Hacker News, but you actually have time to read it
A static-site generator that scrapes HN, extracts article content, and feeds it to ChatGPT for summaries with auto-generated illustrations.

What it does This project scrapes Hacker News, pulls the main content from each linked article using a machine-learning-based extraction algorithm, generates summaries via OpenAI’s GPT-3.5-turbo API, and renders everything as a static site deployed to GitHub Pages. If OpenAI is unreachable, it falls back to a local Google T5 model. The result is a readable digest with thumbnails, embedded videos/PDFs, and RSS feeds.
The interesting bit The whole pipeline runs on GitHub Actions and publishes to GitHub Pages — no server, no database, just scheduled scraping and templated HTML. The content extraction uses a scoring algorithm rather than simple heuristics, and the project even localizes summaries into Chinese with a single prompt tweak.
Key highlights
- Static site generated entirely via GitHub Actions (badge shows it’s actively building)

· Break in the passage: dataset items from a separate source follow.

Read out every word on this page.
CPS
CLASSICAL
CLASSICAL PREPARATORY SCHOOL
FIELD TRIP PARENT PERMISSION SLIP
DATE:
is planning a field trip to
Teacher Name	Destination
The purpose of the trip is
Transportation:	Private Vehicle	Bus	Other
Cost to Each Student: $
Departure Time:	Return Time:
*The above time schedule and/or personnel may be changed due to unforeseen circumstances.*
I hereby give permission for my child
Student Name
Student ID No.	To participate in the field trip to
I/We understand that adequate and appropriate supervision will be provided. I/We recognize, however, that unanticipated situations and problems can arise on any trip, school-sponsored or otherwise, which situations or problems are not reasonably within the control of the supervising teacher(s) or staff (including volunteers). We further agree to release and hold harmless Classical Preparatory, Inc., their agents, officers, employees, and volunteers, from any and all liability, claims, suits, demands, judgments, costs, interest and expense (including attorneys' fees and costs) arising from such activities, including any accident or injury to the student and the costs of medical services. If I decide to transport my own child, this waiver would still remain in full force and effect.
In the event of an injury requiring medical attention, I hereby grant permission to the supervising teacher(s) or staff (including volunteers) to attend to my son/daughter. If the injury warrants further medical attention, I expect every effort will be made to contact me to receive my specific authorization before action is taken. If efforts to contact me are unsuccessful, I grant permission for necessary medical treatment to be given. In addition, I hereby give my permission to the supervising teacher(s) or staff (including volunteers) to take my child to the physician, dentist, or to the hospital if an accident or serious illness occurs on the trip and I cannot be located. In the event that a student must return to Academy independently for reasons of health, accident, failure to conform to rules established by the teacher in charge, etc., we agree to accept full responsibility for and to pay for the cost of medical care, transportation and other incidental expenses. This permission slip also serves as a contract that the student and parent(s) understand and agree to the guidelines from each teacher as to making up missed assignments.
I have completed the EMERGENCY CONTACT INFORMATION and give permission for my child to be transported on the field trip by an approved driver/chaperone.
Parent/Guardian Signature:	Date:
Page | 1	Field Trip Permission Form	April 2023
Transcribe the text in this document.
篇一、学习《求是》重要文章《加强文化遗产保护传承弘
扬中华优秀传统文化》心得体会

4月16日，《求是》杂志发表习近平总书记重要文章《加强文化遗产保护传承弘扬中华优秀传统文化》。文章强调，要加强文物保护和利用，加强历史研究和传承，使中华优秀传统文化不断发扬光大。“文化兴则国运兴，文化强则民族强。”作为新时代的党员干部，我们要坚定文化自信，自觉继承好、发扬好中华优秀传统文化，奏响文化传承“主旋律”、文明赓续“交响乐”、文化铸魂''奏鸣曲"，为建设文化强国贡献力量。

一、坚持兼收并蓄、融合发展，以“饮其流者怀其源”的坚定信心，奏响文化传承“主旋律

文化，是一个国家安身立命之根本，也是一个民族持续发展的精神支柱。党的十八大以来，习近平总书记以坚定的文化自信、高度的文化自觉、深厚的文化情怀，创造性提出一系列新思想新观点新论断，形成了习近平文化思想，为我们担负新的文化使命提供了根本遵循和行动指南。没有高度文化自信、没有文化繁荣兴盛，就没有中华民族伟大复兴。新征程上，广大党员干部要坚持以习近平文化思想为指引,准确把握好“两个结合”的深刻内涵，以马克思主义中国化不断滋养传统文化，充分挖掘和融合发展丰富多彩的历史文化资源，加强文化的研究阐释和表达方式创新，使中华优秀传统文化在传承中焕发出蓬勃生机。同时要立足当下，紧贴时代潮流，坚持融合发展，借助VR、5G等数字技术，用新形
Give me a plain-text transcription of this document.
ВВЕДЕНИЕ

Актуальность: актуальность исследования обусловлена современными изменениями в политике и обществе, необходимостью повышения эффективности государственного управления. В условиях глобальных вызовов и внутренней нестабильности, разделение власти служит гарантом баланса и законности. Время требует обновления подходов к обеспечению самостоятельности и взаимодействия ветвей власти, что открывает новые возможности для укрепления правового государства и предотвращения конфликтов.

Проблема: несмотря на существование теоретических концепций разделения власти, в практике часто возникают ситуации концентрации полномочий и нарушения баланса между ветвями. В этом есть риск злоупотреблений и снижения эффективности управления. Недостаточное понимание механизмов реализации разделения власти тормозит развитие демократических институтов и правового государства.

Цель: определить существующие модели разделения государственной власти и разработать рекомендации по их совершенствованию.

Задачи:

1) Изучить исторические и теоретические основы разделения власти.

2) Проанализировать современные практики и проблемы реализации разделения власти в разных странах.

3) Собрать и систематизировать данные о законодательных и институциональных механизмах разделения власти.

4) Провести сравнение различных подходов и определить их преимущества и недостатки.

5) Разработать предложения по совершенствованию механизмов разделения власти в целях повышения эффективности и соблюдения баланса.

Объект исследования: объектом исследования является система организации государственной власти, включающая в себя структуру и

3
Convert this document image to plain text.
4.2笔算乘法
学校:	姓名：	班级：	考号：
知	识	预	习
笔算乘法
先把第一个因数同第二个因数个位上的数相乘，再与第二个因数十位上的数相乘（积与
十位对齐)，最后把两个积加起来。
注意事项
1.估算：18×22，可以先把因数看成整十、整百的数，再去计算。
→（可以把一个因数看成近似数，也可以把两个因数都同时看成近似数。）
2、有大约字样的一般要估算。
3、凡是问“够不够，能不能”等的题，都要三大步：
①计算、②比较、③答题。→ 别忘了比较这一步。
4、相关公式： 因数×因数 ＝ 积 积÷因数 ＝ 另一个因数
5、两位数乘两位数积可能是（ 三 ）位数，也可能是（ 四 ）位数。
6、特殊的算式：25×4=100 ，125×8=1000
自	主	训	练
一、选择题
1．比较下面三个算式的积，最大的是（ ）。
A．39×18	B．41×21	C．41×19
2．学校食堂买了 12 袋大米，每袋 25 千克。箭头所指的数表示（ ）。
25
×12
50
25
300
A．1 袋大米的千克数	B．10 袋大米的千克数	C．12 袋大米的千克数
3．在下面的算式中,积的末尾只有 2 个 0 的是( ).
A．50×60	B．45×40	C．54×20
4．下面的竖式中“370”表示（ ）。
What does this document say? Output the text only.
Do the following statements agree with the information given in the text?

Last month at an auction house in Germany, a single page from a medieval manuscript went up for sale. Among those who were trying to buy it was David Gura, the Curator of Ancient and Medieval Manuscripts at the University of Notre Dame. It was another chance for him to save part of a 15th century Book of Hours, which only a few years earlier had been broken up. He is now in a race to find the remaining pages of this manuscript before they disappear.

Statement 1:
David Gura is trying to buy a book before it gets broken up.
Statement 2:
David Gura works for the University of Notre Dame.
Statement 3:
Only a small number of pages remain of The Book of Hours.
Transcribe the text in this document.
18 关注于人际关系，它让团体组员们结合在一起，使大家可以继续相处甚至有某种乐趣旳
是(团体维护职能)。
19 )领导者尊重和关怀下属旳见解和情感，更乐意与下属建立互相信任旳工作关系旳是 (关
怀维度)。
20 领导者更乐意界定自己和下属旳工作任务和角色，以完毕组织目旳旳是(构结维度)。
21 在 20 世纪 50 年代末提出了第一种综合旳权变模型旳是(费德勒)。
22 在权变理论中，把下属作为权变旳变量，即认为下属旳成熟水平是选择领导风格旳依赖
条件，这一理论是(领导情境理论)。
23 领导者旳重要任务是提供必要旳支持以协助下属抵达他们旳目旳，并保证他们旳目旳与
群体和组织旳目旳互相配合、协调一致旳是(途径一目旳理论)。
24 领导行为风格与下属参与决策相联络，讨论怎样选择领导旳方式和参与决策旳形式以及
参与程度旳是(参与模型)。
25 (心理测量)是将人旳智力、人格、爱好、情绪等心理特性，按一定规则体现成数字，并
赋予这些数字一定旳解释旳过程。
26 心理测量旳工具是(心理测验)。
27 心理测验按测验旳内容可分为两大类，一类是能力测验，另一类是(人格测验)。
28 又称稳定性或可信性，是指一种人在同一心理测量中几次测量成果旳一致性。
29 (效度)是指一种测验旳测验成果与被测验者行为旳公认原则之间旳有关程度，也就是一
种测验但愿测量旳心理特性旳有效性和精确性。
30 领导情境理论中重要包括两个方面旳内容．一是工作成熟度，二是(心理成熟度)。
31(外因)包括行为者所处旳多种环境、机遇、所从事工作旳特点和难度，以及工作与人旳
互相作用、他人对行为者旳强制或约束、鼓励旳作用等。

- Dual-model summarization: OpenAI API with local Google T5 fallback
- Auto-extracted illustrations and embedded media (YouTube, PDFs, GitHub gists)
- Sortable and filterable by points, comments, or time; RSS fully supported
- Chinese translation available via LLM prompt modification
Caveats
- The README’s “score algorithm” for content extraction links to a Jupyter notebook tutorial, but the actual implementation details aren’t shown inline
- TODO list includes switching to the official Hacker News API and improving web scraping (currently not using headless browsers)
- “Seamless” appears twice in the README; the project itself is more pragmatic than that word suggests
Verdict Worth a look if you want a self-hosted HN digest or need a reference for building cheap, serverless content pipelines. Skip it if you need real-time comments or a polished UI — the author admits the homepage could be prettier.